Abstract

Shortage and lack of in vitro control and disease models of different cell types have hindered the progress in understanding and treating many diseases. Human induced Pluripotent Stem Cells (hIPSCs) are an attractive source of cells when primary cells are limited or inaccessible. They have been established as an accepted platform for drug, siRNA and toxicology screening during drug discovery and development. However, traditional methods of directed differentiation of hIPSCs are cumbersome, lengthy, and difficult to reproduce between labs.

Elpis Biomed have developed a robust and inducible hIPSCs forward programming platform by targeting all components of the Tet-ON system necessary for inducible expression of transcription factors into genomic safe harbour site (GSHs). The Tet-ON system consists of two components, 1) a constitutively expressed transcriptional activator protein responsive to doxycycline (dox) (reverse tetracycline transactivator [rtTA]), and 2) an inducible promoter regulated by rtTA (Tet-responsive element) that drives expression of the transgene. Each element was introduced into a different GSH site to enable tight control of transgene expression while allowing for increased design flexibility with the larger cargo capacity per site. Furthermore, this design reduces gene-silencing of the transgene and accordingly makes it possible for cells to be passaged extensively without changes to the differentiation potential of the cells.

Based on the optimised dual-safe harbour technology, Elpis has produced homogenous, controllable, and extremely high expression of inducible transgenes NGN2 and MyoD in hIPSCs. These cells, on addition of doxycycline, differentiate within days into pure, mature and functional cortical neurons and skeletal muscle cells, respectively.
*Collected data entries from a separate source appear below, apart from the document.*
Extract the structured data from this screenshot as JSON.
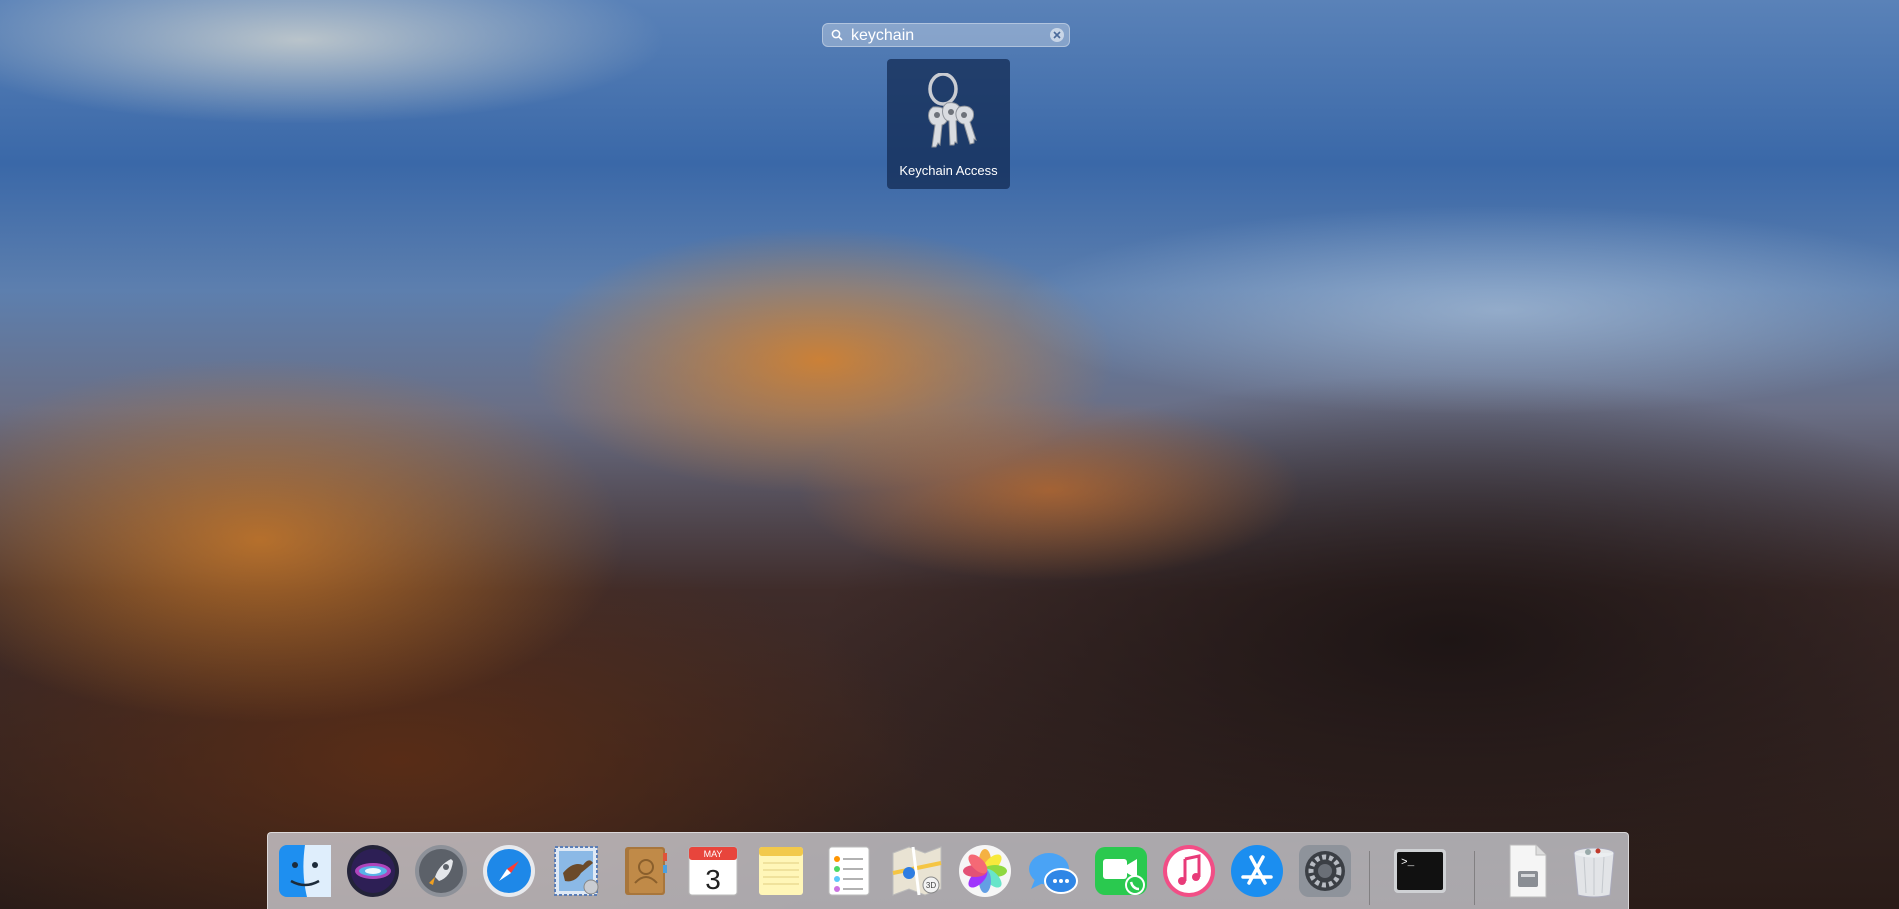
{
  "launchpad": {
    "search": {
      "value": "keychain",
      "placeholder": "Search"
    },
    "results": [
      {
        "label": "Keychain Access",
        "icon": "keychain-access-icon"
      }
    ]
  },
  "dock": {
    "apps": [
      {
        "name": "Finder",
        "icon": "finder-icon"
      },
      {
        "name": "Siri",
        "icon": "siri-icon"
      },
      {
        "name": "Launchpad",
        "icon": "launchpad-icon"
      },
      {
        "name": "Safari",
        "icon": "safari-icon"
      },
      {
        "name": "Mail",
        "icon": "mail-icon"
      },
      {
        "name": "Contacts",
        "icon": "contacts-icon"
      },
      {
        "name": "Calendar",
        "icon": "calendar-icon"
      },
      {
        "name": "Notes",
        "icon": "notes-icon"
      },
      {
        "name": "Reminders",
        "icon": "reminders-icon"
      },
      {
        "name": "Maps",
        "icon": "maps-icon"
      },
      {
        "name": "Photos",
        "icon": "photos-icon"
      },
      {
        "name": "Messages",
        "icon": "messages-icon"
      },
      {
        "name": "FaceTime",
        "icon": "facetime-icon"
      },
      {
        "name": "iTunes",
        "icon": "itunes-icon"
      },
      {
        "name": "App Store",
        "icon": "app-store-icon"
      },
      {
        "name": "System Preferences",
        "icon": "system-preferences-icon"
      },
      {
        "name": "Terminal",
        "icon": "terminal-icon"
      },
      {
        "name": "Document",
        "icon": "document-icon"
      },
      {
        "name": "Trash",
        "icon": "trash-icon"
      }
    ],
    "calendar": {
      "month": "MAY",
      "day": "3"
    },
    "terminal": {
      "prompt": ">_"
    },
    "maps": {
      "badge": "3D"
    }
  },
  "colors": {
    "tile_bg": "#10284f",
    "dock_bg": "#dcdee4"
  }
}
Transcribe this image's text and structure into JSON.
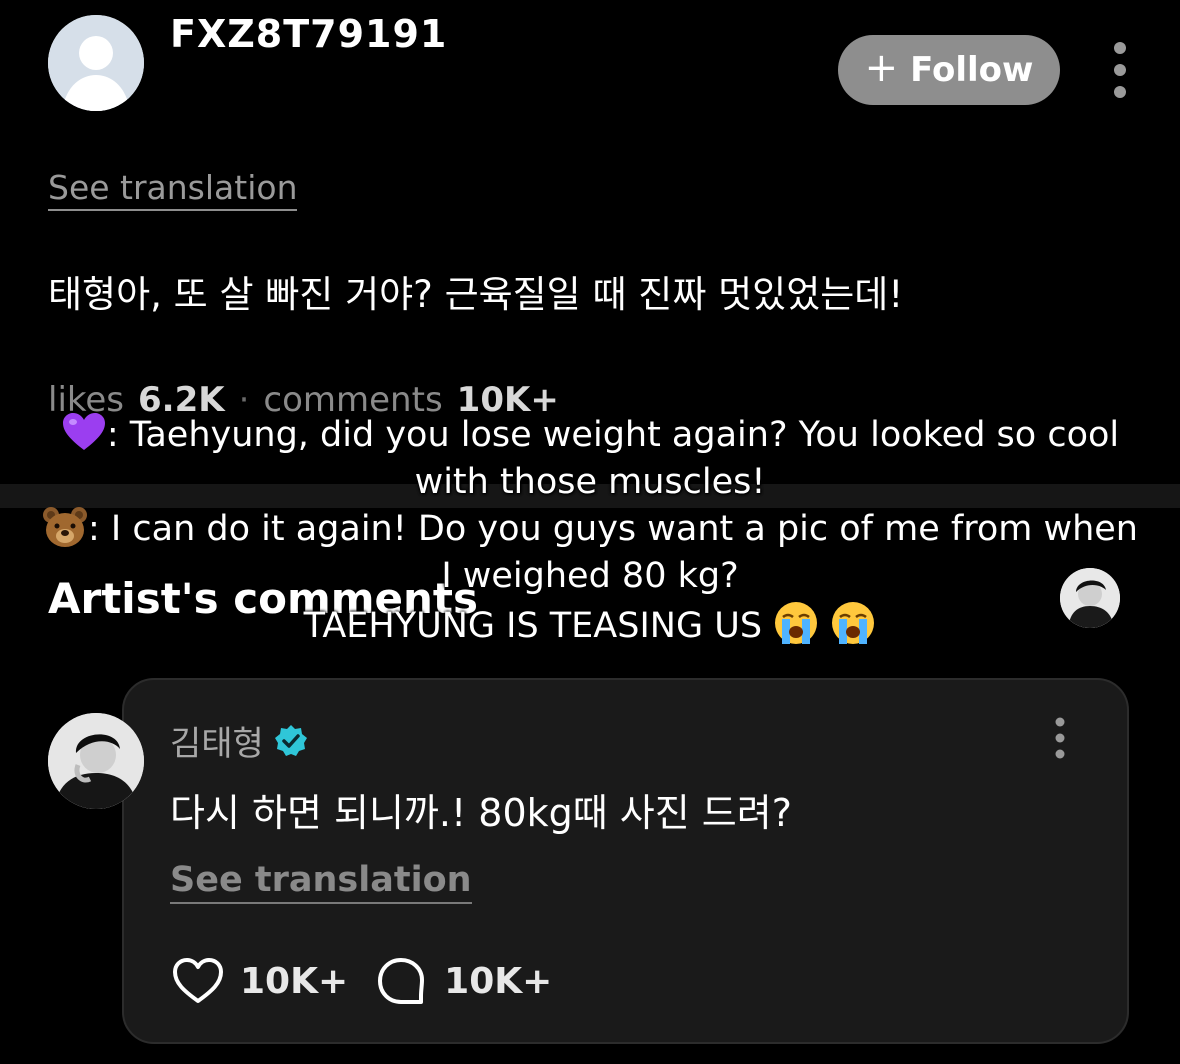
{
  "header": {
    "username": "FXZ8T79191",
    "follow_label": "Follow"
  },
  "post": {
    "see_translation": "See translation",
    "text": "태형아, 또 살 빠진 거야? 근육질일 때 진짜 멋있었는데!",
    "likes_label": "likes",
    "likes_count": "6.2K",
    "comments_label": "comments",
    "comments_count": "10K+"
  },
  "section": {
    "artist_comments_title": "Artist's comments"
  },
  "captions": {
    "line1": ": Taehyung, did you lose weight again? You looked so cool",
    "line2": "with those muscles!",
    "line3": ": I can do it again! Do you guys want a pic of me from when",
    "line4": "I weighed 80 kg?",
    "line5": "TAEHYUNG IS TEASING US"
  },
  "comment": {
    "name": "김태형",
    "text": "다시 하면 되니까.! 80kg때 사진 드려?",
    "see_translation": "See translation",
    "likes": "10K+",
    "replies": "10K+"
  },
  "colors": {
    "background": "#000000",
    "follow_button": "#8e8e8e",
    "verified_badge": "#2fc6d8",
    "card_background": "#1a1a1a"
  }
}
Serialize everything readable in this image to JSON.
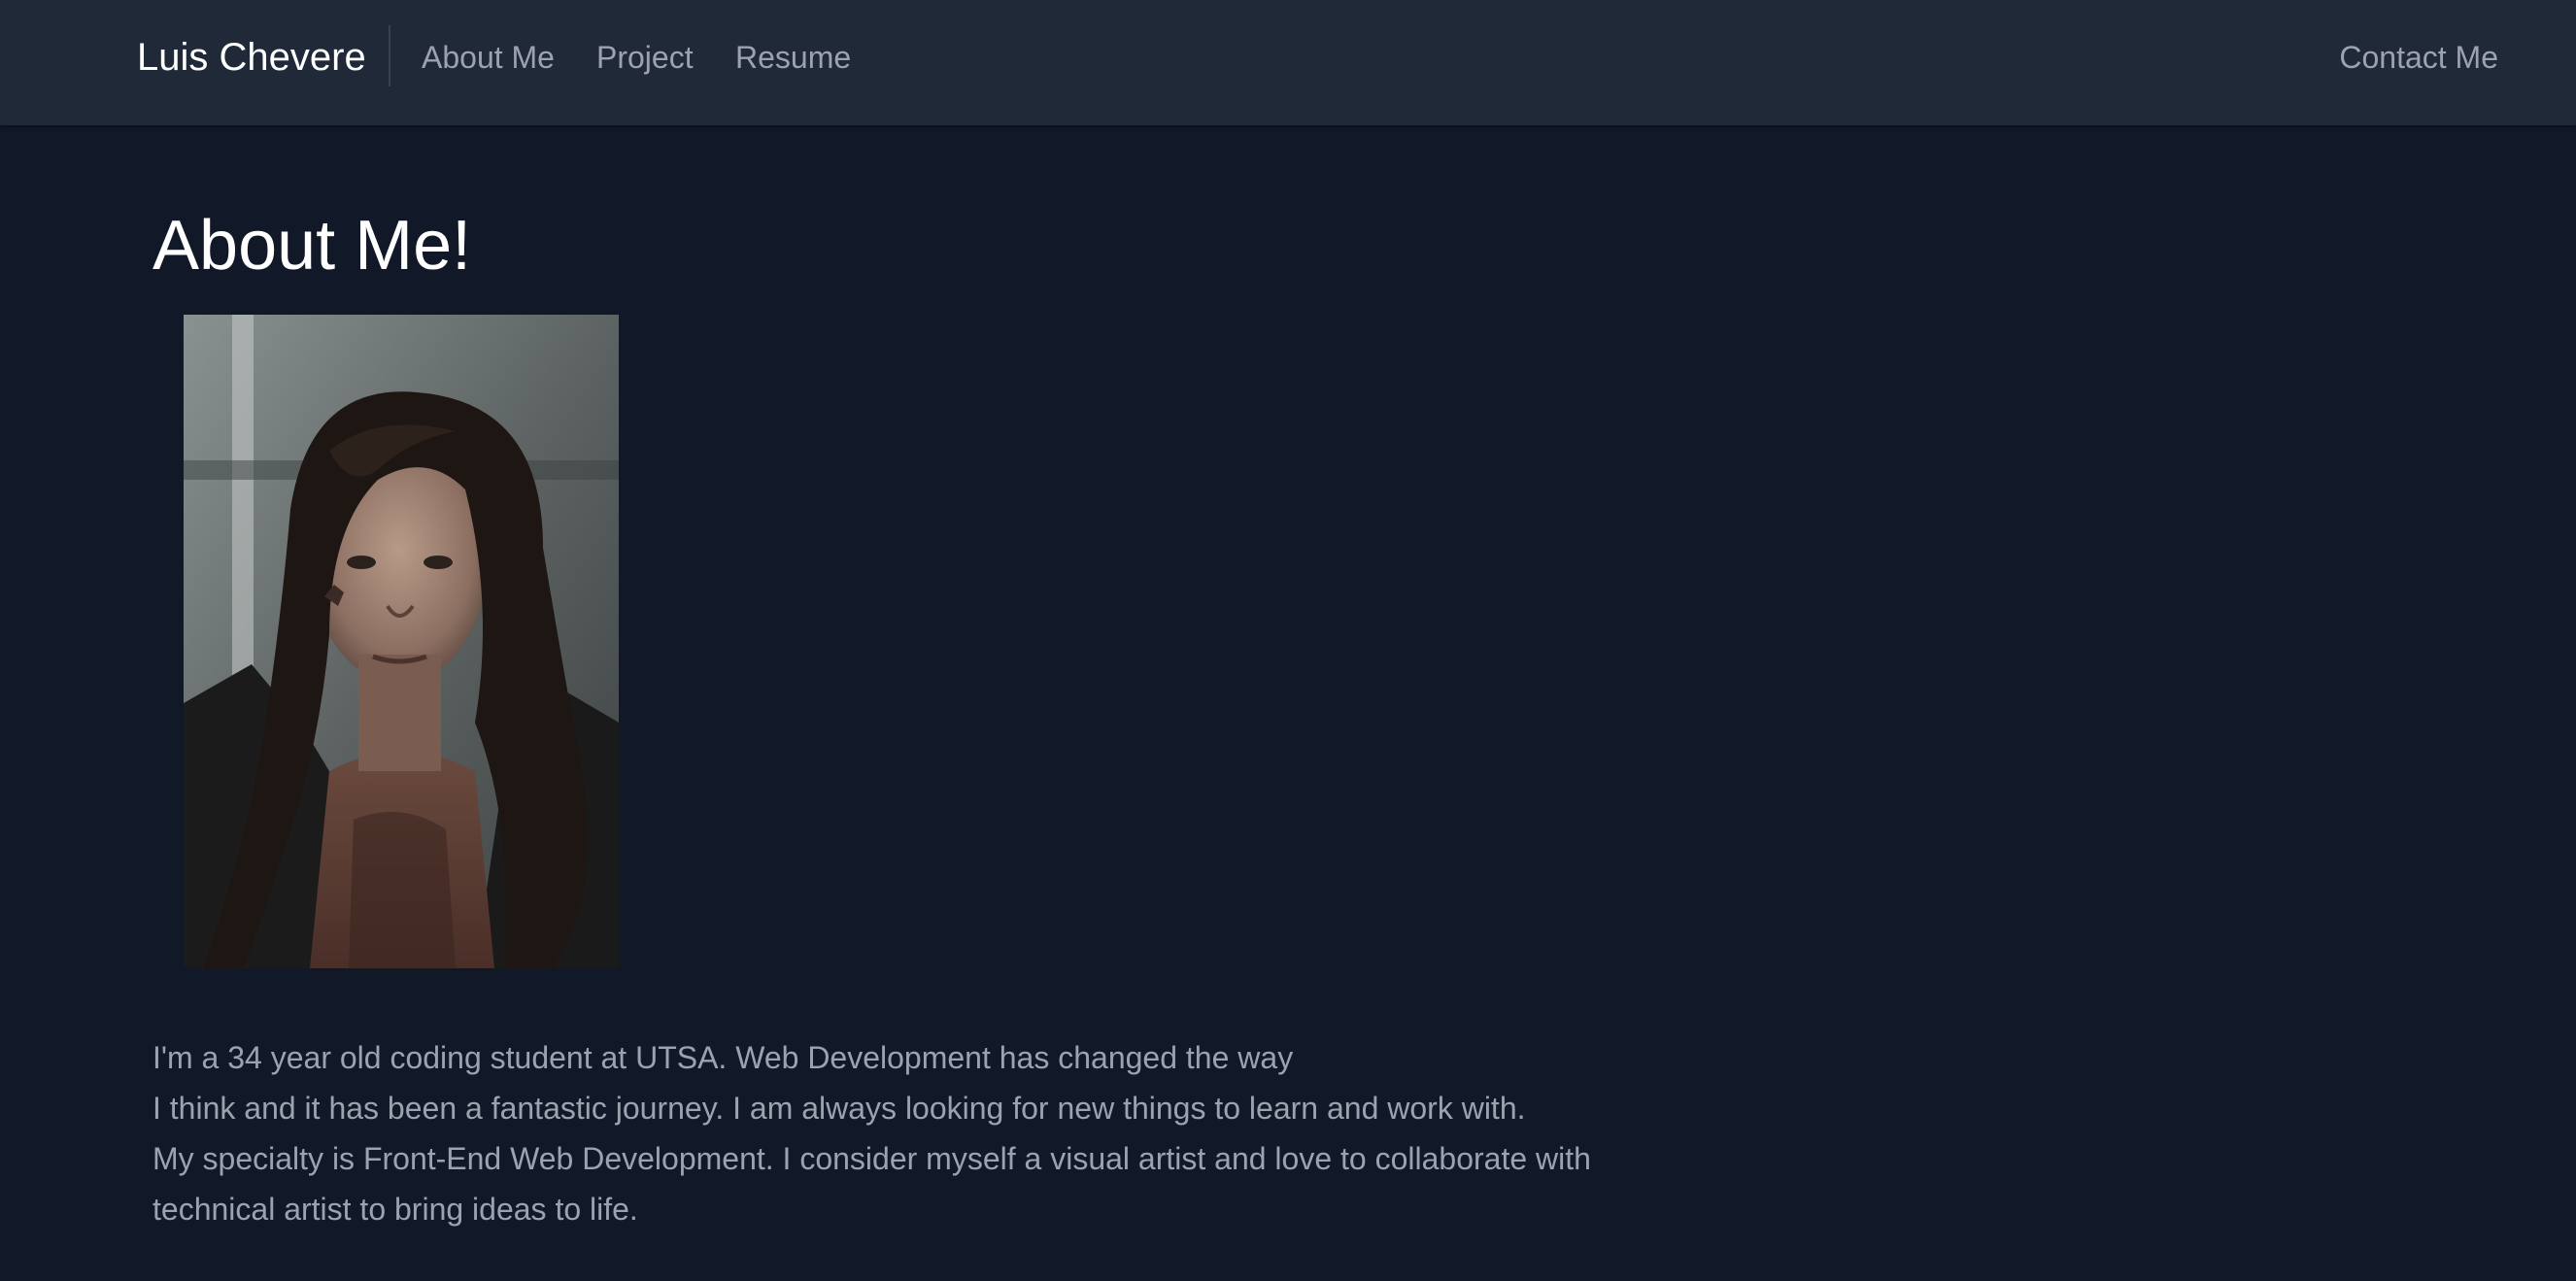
{
  "navbar": {
    "brand": "Luis Chevere",
    "links": [
      {
        "label": "About Me"
      },
      {
        "label": "Project"
      },
      {
        "label": "Resume"
      }
    ],
    "contact_label": "Contact Me"
  },
  "main": {
    "title": "About Me!",
    "bio_lines": [
      "I'm a 34 year old coding student at UTSA. Web Development has changed the way",
      "I think and it has been a fantastic journey. I am always looking for new things to learn and work with.",
      "My specialty is Front-End Web Development. I consider myself a visual artist and love to collaborate with",
      "technical artist to bring ideas to life."
    ]
  },
  "colors": {
    "page_background": "#111827",
    "navbar_background": "#1f2937",
    "text_muted": "#9ca3af",
    "text_bright": "#ffffff"
  }
}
Elpis’ cells are ready-to-culture mature, differentiated human cells for research use. The cells are suitable as models for research in cell-type specific biology, target validation and drug screening in pharmaceutical R&D, and screening for toxicology. Our cells are pure (>99%), easy to culture and ready for use without requiring cumbersome cell culture work. Batch-to-batch consistency has ensured that cells have been successfully used in very demanding screening conditions where only small changes had to be picked up from background noise.   

Our strong proprietary technology allows for the production of mature human cell types with unprecedented efficiencies.